The aim of this project is to investigate engineering methods to reduce salinity in the cooling canals at the Florida Power & Light (FP&L) Turkey Point Power Plant. In order to stop discharging hot water from the plant into the adjacent Biscayne Bay, a cooling canal system was made operational in 1972 that occupies an area 3.2 km wide by 8.0 km long extending south of the plant. The 5,900 acre canal system has been measured at twice the salinity of the adjacent Biscayne Bay at as high as 68 ppt [Appendix i]. Florida Power & Light added a canal along the western perimeter of the cooling canal system to intercept seepage. The interceptor ditch enables FP&L to pump seepage back into the canal system during the dry season thus reducing the groundwater flow of hypersaline water to the west.

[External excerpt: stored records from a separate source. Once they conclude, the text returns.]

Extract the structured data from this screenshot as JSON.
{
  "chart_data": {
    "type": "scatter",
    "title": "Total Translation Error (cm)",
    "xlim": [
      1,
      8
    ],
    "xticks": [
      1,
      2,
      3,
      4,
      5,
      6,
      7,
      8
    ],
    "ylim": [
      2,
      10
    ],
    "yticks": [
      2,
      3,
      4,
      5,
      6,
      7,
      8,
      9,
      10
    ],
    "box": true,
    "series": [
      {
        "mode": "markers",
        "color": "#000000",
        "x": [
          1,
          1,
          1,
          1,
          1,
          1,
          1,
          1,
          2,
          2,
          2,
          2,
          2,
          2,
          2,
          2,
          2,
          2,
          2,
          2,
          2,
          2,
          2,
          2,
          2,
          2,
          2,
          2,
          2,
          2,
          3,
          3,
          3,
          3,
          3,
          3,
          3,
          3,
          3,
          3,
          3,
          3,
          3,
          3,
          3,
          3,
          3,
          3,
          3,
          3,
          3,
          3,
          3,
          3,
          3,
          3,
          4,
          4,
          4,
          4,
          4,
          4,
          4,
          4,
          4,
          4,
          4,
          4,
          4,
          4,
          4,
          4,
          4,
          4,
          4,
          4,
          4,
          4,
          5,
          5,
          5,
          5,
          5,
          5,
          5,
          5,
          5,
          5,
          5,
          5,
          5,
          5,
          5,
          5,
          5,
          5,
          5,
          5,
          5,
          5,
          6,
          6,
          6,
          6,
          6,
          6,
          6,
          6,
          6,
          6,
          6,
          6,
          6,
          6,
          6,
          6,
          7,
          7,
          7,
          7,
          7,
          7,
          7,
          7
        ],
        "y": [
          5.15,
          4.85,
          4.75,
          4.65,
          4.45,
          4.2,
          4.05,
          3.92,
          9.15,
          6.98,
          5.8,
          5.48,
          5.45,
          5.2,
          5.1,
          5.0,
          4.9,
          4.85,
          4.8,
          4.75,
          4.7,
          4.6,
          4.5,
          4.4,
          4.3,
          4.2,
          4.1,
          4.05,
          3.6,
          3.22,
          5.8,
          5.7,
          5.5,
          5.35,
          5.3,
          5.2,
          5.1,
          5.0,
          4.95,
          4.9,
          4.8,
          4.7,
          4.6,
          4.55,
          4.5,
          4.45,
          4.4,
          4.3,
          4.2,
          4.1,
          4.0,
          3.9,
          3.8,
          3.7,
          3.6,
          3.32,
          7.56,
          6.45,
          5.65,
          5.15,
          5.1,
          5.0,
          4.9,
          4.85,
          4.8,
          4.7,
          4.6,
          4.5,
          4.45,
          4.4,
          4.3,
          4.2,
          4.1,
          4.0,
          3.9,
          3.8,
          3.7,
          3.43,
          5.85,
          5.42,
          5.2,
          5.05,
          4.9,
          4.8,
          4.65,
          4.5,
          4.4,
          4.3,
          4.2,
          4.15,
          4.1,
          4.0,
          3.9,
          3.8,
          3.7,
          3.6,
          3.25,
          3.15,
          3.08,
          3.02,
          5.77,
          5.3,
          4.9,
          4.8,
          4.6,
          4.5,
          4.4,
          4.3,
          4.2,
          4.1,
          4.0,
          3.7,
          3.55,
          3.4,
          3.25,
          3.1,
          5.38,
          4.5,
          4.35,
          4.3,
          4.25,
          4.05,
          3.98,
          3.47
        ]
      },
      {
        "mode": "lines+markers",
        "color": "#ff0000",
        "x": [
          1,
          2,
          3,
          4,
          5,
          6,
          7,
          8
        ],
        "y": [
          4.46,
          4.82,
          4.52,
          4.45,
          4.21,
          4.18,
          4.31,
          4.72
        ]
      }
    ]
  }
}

The Florida Department of Environmental Protection (FDEP) and the South Florida Water Management District (SFWMD) are monitoring a saltwater plume migrating west of FP&L property (FDEP/SFWMD Miami-Dade Saltwater Intrusion Presentation pg 3). Tidal influences have a profound effect on saltwater intrusion, so it is difficult to quantify the influence of the canals on this plume. To ensure that FP&L has no culpability in the contamination of ground water, the cooling canals should either operate at a lower level of salinity or be isolated to restrict flow to underground sources of water.

Isolation, however, is not an appealing option as the methods which have been conceptualized are highly invasive. Environmental concerns are abundant as the ecosystem within the cooling canals supports at least 17 protected species of birds and animals of South Florida. Over 25% of the world’s population of the American crocodile resides in the Turkey Point cooling canals. Very few organisms require a hypersaline condition to thrive; therefore, lowering the salt concentration of the canal system is not expected to have adverse effects upon the ecosystem. Careful attention must be paid to ensure wildlife survival during treatment and/or disposal system development and operation.